Ces corpus ont déjà été enregistrés : Gérard Lesne pour Brossard, Raphaële Kennedy pour Bernier (disque fantastique), Hervé Lamy (quelques titres seulement) et Hervé Niquet (intégrale des trois jours) pour Michel.
Néanmoins, les compositeurs ayant pour certains écrit plusieurs versions au fil des ans (un peu comme les Passions par Telemann, une brassée pour chaque évangéliste !), il est possible que Jérôme Correas ait choisi des inédits, je n'ai pas eu le temps de vérifier depuis mercredi.

Et pour dire un mot très rapide des oeuvres elles-mêmes :

Les Leçons des Morts de Brossard reflètent un caractère bien plus italien que ses Leçons de Ténèbres (inédites à ce jour, il me semble - mais à la lecture, leur harmonie est extrêmement traditionnelle, presque fade, et leurs glossolalies d'une rectitude assez lullyste). Assez joyeuses, et d'un raffinement parfois un peu poseur.

La Leçon de Ténèbres de Bernier dispense un charme ultramontain plus spécifiquement français (aussi paradoxal que ce puisse sembler) : raffinement des harmonies et des ornementations, mais sans perdre de vue le ton propre au texte. On se situe dans un univers assez proche de Couperin, en réalité.

La Troisième Leçon du Jeudi de Michel faisait valoir de très belles glossolalies, mais la soirée culminait avec sa Première Leçon du Vendredi Saint, à deux voix, et d'une éloquence assez confondante.

4. Les musiciens

Excellente surprise (un peu moins une surprise lorsqu'on a entendu le disque) : le caractère un peu terne des interprétations des Paladins, en particulier dans la musique française (étonnant paradoxe alors que Jérôme Correas en a été, aussi bien dans le baroque que dans la mélodie, le meilleur représentant [1] pendant des années), est absent de ce concert.

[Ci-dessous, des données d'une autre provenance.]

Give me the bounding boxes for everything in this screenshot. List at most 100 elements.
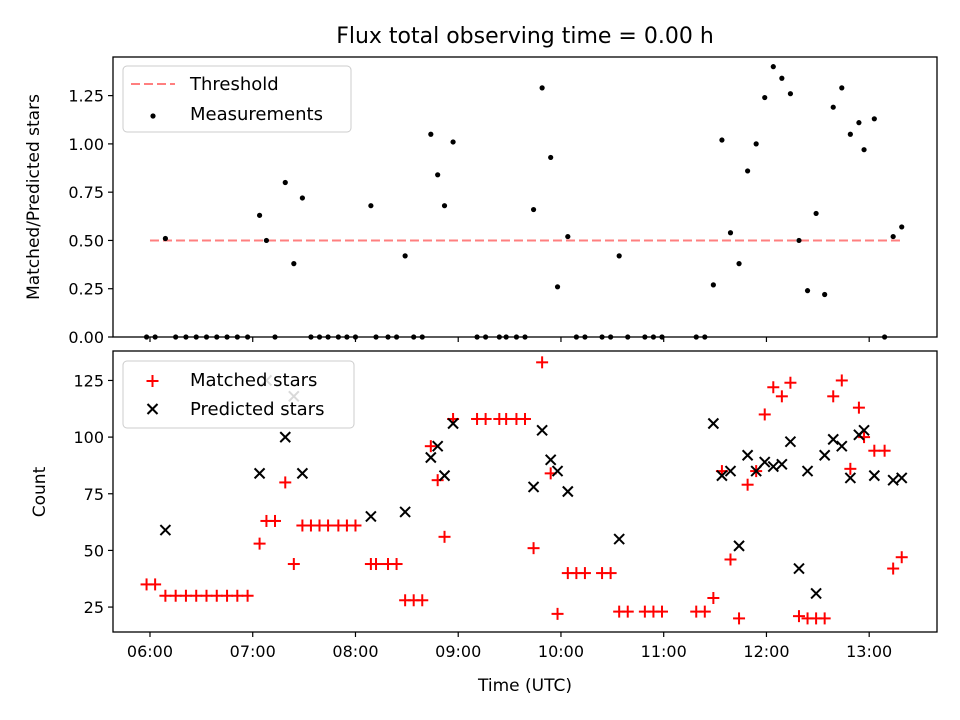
predicted-stars-point bbox=[810, 587, 822, 600]
measurement-point bbox=[736, 261, 742, 267]
measurement-point bbox=[813, 210, 819, 217]
matched-stars-point bbox=[724, 553, 737, 566]
matched-stars-point bbox=[536, 356, 549, 369]
measurements-y-axis: 0.00 0.25 0.50 0.75 1.00 1.25 bbox=[68, 87, 113, 347]
measurement-point bbox=[871, 116, 877, 122]
measurements-legend-marker bbox=[150, 113, 156, 119]
matched-stars-point bbox=[210, 589, 223, 602]
matched-stars-point bbox=[784, 376, 797, 389]
measurement-point bbox=[402, 253, 408, 259]
measurement-point bbox=[856, 120, 862, 126]
measurement-point bbox=[745, 168, 751, 174]
matched-stars-point bbox=[827, 390, 840, 403]
predicted-stars-point bbox=[544, 454, 557, 466]
x-tick-label: 10:00 bbox=[538, 642, 584, 661]
measurement-point bbox=[830, 104, 836, 110]
measurements-panel: 0.00 0.25 0.50 0.75 1.00 1.25 Matched/Predict… bbox=[24, 56, 938, 347]
y-tick-label: 0.75 bbox=[68, 183, 104, 202]
predicted-stars-point bbox=[724, 465, 737, 477]
measurement-point bbox=[554, 284, 561, 290]
matched-stars-point bbox=[241, 589, 254, 602]
matched-stars-point bbox=[844, 462, 857, 475]
matched-stars-point bbox=[621, 605, 634, 618]
predicted-stars-point bbox=[425, 451, 437, 464]
y-tick-label: 1.00 bbox=[68, 135, 104, 154]
matched-stars-point bbox=[604, 567, 617, 580]
measurements-legend-label: Measurements bbox=[190, 104, 323, 125]
matched-stars-point bbox=[733, 612, 746, 625]
x-tick-label: 08:00 bbox=[332, 642, 378, 661]
predicted-stars-point bbox=[365, 510, 377, 523]
predicted-stars-point bbox=[527, 481, 540, 493]
predicted-stars-point bbox=[716, 469, 728, 482]
matched-stars-point bbox=[221, 589, 234, 602]
measurement-point bbox=[710, 282, 716, 288]
measurements-legend: Threshold Measurements bbox=[122, 65, 352, 133]
matched-stars-point bbox=[231, 589, 244, 602]
measurement-point bbox=[548, 154, 554, 161]
measurement-point bbox=[804, 288, 811, 294]
matched-stars-point bbox=[416, 594, 429, 607]
counts-x-axis: 06:00 07:00 08:00 09:00 10:00 11:00 12:00 13:00 bbox=[127, 632, 892, 661]
measurement-point bbox=[435, 172, 441, 178]
y-tick-label: 0.25 bbox=[68, 280, 104, 299]
measurement-point bbox=[162, 235, 168, 242]
matched-stars-point bbox=[852, 401, 865, 414]
predicted-stars-point bbox=[896, 472, 908, 484]
predicted-stars-point bbox=[613, 533, 625, 545]
y-tick-label: 25 bbox=[84, 598, 104, 617]
matched-stars-point bbox=[775, 390, 788, 403]
matched-stars-point bbox=[370, 558, 383, 571]
measurement-point bbox=[753, 141, 759, 147]
predicted-stars-point bbox=[733, 540, 745, 552]
predicted-stars-point bbox=[776, 458, 788, 471]
predicted-stars-point bbox=[741, 449, 754, 461]
y-tick-label: 1.25 bbox=[68, 87, 104, 106]
measurement-point bbox=[539, 85, 545, 91]
y-tick-label: 125 bbox=[73, 371, 104, 390]
x-tick-label: 09:00 bbox=[435, 642, 481, 661]
matched-stars-point bbox=[159, 589, 172, 602]
predicted-stars-point bbox=[159, 524, 172, 536]
matched-stars-point bbox=[149, 578, 162, 591]
matched-stars-point bbox=[527, 542, 540, 555]
counts-panel: 25 50 75 100 125 06:00 07:00 08:00 09:00 10:00 11… bbox=[30, 350, 938, 696]
measurement-point bbox=[565, 233, 571, 240]
counts-y-axis: 25 50 75 100 125 bbox=[73, 371, 113, 617]
measurement-point bbox=[847, 131, 853, 137]
y-tick-label: 50 bbox=[84, 541, 104, 560]
predicted-stars-point bbox=[887, 474, 899, 486]
predicted-stars-point bbox=[784, 435, 797, 448]
matched-stars-point bbox=[707, 592, 720, 605]
measurement-point bbox=[450, 139, 456, 145]
predicted-stars-point bbox=[759, 456, 771, 468]
matched-stars-point bbox=[741, 478, 754, 491]
predicted-stars-point bbox=[431, 440, 444, 452]
matched-stars-point bbox=[895, 551, 908, 564]
predicted-stars-point bbox=[438, 469, 451, 482]
matched-stars-point bbox=[424, 440, 437, 453]
measurements-x-ticks bbox=[149, 337, 870, 342]
measurement-point bbox=[256, 212, 263, 218]
x-tick-label: 12:00 bbox=[743, 642, 789, 661]
predicted-stars-point bbox=[707, 417, 720, 430]
predicted-stars-point bbox=[868, 469, 881, 482]
predicted-stars-point bbox=[279, 431, 291, 443]
predicted-stars-point bbox=[793, 562, 805, 575]
measurement-point bbox=[899, 224, 905, 230]
measurement-point bbox=[861, 147, 867, 153]
matched-stars-point bbox=[349, 519, 362, 532]
predicted-stars-point bbox=[836, 440, 848, 452]
measurements-legend-box bbox=[122, 65, 352, 133]
measurement-point bbox=[822, 291, 828, 298]
measurement-point bbox=[299, 195, 305, 201]
matched-stars-point bbox=[887, 562, 900, 575]
matched-stars-point bbox=[390, 558, 403, 571]
matched-stars-point bbox=[878, 444, 891, 457]
measurement-point bbox=[839, 85, 845, 91]
measurement-point bbox=[368, 203, 374, 209]
measurement-point bbox=[762, 94, 768, 101]
measurement-point bbox=[719, 137, 725, 143]
predicted-stars-point bbox=[844, 472, 857, 484]
matched-stars-point bbox=[551, 607, 564, 620]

Au contraire, même : les deux violonistes, Juliette Roumailhac (son tranchant, très net, grand qualité de chant) et Marion Korkmaz (mêmes qualités que la première, avec en sus un timbre plus moelleux et charismatique) font valoir la plus haute expression du style baroque français. Moins à dire que Nicolas Crnjanski (au violoncelle, en s'alignant plutôt sur la tradition plus tardive de l'époque de Michel, dans les années 1730), et un peu moins enthousiaste sur Jérôme Correas au clavecin - la réalisation du Bernier sonne très "tardive", plus ramiste que début-de-siècle (avec en particulier ses fusées qui évoquent plutôt le clavecin solo ou les traits de violon des opéras des années 1740 à 1760). Une réalisation très fournie, très fleine, peut-être un peu trop - un peu plus d'appuis dansants en élaguant dans les accords aurait été plus à mon goût - mais c'est plus une question d'inclination personnelle, les parties de clavecin étant à réécrire, que de qualité dans l'absolu. Le positif, qu'il utilise également, lui impose une sobriété que je trouve plus opérante - vu qu'il ne se prise tout de même pas de contrechants.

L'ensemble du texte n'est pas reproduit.